## anonymous 3 years ago find any points of discontinuity for the rational function y=(x+3)(x+7)(x+1)/(x-6)(x-5) a.)x = –3, x = –7, x = –1 b.)x = –6, x = –5 c.)x = 3, x = 7, x = 1 d.)x = 6, x = 5

1. anonymous

discontinuity will occur when you have vertical asymptotes.. i.e., when one of the following happens 1. a division by zero i.e., denomiator becomes "0" 2. there is a possibility of having square-root of a negative number.

2. anonymous

in your case, it is the first condition that applies

3. anonymous

what is the answer though cause i dont understand how to figure it out

4. anonymous

set the denominator of the function to 0 $(x-6)(x-5)=0$ solve for x

5. anonymous

so i would do like terms then divde omg idk i hate math

6. anonymous

$a\times b=0$ only if $$a=0$$ or $$b=0$$. so, $x-6=0\qquad x-5=0$ get it?

7. anonymous

OOOOOOOOOOOOO

8. anonymous

just observe that if x=6 or x=5, the denominator becomes zero.
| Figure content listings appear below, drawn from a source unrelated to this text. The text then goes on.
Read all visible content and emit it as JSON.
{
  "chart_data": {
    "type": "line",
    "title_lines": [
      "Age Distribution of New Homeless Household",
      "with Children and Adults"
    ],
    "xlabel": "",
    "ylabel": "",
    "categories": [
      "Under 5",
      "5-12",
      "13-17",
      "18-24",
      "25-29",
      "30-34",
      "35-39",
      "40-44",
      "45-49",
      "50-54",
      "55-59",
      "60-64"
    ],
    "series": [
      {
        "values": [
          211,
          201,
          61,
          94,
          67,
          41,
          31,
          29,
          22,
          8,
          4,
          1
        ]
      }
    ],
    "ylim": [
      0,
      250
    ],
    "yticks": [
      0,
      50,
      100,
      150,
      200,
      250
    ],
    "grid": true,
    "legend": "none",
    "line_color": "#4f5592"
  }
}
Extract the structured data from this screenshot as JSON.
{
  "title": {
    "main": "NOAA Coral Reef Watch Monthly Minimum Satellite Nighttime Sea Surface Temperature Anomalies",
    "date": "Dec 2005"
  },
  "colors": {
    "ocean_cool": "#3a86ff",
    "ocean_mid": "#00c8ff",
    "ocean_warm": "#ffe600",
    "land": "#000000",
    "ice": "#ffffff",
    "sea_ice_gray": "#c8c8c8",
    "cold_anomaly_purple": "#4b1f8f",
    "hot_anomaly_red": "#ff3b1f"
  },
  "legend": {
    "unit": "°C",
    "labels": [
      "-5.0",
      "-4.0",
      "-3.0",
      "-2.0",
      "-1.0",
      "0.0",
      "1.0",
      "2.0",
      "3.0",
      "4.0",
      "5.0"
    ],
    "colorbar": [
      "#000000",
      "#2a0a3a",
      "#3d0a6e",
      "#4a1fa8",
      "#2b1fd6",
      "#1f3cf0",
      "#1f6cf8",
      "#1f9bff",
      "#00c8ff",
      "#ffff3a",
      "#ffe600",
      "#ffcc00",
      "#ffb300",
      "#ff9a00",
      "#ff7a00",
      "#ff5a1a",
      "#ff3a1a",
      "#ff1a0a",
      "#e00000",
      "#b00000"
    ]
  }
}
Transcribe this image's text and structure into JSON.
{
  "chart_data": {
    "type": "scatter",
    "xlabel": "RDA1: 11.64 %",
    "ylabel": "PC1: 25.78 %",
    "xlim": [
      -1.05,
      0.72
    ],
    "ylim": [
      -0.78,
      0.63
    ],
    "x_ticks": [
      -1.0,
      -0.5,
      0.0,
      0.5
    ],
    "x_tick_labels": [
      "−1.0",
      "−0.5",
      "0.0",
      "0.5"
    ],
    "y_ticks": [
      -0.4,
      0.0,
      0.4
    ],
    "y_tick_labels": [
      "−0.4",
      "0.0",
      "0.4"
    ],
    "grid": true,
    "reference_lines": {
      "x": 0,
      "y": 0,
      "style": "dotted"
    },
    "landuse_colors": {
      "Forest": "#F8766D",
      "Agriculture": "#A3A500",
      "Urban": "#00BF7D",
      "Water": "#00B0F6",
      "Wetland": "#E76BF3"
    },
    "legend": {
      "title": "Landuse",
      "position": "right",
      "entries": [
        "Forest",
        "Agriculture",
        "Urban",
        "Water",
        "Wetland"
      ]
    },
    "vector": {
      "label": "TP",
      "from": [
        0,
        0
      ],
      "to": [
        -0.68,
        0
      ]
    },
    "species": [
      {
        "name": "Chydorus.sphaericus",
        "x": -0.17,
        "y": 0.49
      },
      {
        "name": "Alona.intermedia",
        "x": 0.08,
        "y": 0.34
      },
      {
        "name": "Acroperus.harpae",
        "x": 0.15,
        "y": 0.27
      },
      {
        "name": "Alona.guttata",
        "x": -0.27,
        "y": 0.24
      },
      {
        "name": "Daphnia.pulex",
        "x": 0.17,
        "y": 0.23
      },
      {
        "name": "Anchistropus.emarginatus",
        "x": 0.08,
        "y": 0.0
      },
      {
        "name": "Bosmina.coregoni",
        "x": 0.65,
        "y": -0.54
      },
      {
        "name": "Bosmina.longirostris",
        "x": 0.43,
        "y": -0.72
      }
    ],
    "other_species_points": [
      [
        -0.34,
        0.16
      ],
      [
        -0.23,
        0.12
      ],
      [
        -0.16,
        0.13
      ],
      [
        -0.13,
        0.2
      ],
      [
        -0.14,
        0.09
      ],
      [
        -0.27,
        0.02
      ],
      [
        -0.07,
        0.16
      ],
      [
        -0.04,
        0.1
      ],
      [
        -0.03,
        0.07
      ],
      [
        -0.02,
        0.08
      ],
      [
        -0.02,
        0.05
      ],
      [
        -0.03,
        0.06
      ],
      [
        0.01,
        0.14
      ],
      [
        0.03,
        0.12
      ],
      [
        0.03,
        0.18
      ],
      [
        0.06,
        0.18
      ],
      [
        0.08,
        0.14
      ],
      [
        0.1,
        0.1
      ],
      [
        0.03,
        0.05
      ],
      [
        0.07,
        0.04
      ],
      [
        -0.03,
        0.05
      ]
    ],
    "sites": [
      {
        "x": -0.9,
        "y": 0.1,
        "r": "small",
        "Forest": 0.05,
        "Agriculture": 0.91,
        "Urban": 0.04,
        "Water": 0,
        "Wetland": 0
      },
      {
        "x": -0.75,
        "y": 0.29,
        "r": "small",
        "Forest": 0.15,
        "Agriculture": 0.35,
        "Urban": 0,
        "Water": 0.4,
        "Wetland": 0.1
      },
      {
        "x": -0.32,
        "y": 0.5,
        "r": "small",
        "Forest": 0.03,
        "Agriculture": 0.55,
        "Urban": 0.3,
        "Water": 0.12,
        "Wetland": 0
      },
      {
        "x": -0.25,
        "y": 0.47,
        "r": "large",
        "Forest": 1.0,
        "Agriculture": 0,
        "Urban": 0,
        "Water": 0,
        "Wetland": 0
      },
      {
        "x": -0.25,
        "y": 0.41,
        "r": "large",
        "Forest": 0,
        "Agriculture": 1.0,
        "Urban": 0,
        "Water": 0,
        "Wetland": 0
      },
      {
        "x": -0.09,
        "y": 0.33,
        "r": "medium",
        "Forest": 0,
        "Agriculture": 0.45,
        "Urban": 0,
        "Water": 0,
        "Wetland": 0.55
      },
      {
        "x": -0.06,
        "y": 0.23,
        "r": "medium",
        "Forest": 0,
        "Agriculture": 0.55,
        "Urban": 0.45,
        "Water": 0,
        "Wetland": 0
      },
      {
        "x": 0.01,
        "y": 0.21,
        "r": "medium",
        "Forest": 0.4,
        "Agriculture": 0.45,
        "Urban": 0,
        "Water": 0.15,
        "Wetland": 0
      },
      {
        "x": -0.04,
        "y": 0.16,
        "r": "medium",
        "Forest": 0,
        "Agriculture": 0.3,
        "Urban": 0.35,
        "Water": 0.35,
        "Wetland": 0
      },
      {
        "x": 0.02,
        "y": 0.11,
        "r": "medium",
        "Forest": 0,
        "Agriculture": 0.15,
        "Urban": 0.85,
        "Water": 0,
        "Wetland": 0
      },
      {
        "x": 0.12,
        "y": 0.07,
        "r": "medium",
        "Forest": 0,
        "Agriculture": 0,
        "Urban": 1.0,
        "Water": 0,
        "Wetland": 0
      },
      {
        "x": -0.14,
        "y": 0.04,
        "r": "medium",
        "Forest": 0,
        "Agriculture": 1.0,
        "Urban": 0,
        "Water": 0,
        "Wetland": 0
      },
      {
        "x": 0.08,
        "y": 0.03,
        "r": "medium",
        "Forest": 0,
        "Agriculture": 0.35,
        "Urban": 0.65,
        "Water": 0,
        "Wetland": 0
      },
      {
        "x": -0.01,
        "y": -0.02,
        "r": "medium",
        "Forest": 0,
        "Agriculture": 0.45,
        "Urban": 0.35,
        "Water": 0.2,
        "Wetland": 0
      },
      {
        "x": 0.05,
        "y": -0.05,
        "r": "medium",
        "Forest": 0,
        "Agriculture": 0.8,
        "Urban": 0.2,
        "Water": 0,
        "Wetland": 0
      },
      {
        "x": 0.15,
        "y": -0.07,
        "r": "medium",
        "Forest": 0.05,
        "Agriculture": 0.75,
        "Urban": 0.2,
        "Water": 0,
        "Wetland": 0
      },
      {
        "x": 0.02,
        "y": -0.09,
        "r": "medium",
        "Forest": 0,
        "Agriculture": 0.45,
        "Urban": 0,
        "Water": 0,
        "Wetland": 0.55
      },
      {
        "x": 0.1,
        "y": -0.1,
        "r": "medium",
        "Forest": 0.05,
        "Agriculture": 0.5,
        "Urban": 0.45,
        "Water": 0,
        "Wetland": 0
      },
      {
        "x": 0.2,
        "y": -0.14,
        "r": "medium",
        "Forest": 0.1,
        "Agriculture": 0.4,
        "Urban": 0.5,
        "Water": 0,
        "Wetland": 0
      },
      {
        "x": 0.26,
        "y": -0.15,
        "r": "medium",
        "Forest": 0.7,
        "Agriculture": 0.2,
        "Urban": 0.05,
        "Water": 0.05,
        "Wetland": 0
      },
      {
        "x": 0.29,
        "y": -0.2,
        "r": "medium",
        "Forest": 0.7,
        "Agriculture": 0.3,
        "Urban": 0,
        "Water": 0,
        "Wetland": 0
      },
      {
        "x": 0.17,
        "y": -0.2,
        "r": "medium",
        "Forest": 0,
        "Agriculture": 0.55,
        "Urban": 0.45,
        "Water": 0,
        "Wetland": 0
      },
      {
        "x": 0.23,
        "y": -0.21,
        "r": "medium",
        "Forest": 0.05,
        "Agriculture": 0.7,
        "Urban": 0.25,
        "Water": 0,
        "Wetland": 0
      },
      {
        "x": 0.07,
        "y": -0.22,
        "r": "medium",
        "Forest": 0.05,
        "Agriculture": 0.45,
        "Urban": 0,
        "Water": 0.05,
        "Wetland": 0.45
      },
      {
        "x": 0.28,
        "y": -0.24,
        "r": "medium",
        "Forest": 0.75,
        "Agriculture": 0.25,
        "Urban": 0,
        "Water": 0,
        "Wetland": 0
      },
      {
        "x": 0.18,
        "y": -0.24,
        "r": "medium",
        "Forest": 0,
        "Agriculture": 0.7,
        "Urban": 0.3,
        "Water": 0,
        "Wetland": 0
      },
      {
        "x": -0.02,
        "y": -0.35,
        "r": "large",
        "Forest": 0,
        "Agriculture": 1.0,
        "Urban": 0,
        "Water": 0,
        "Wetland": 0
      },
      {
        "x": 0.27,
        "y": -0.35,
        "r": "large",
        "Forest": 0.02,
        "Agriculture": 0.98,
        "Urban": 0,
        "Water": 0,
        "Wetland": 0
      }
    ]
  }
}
We don't no what happens when you divide something by zero (some say you get a black hole, but whatever.) So, we just say we don't know what happens and don't mark that point on a graph. So, the graph will look like a roller-coaster track that's missing a piece of the track (Oh! the horror).

9. anonymous

ty both of u i have more lol

10. anonymous

that's for another post :P

11. anonymous

lol yeha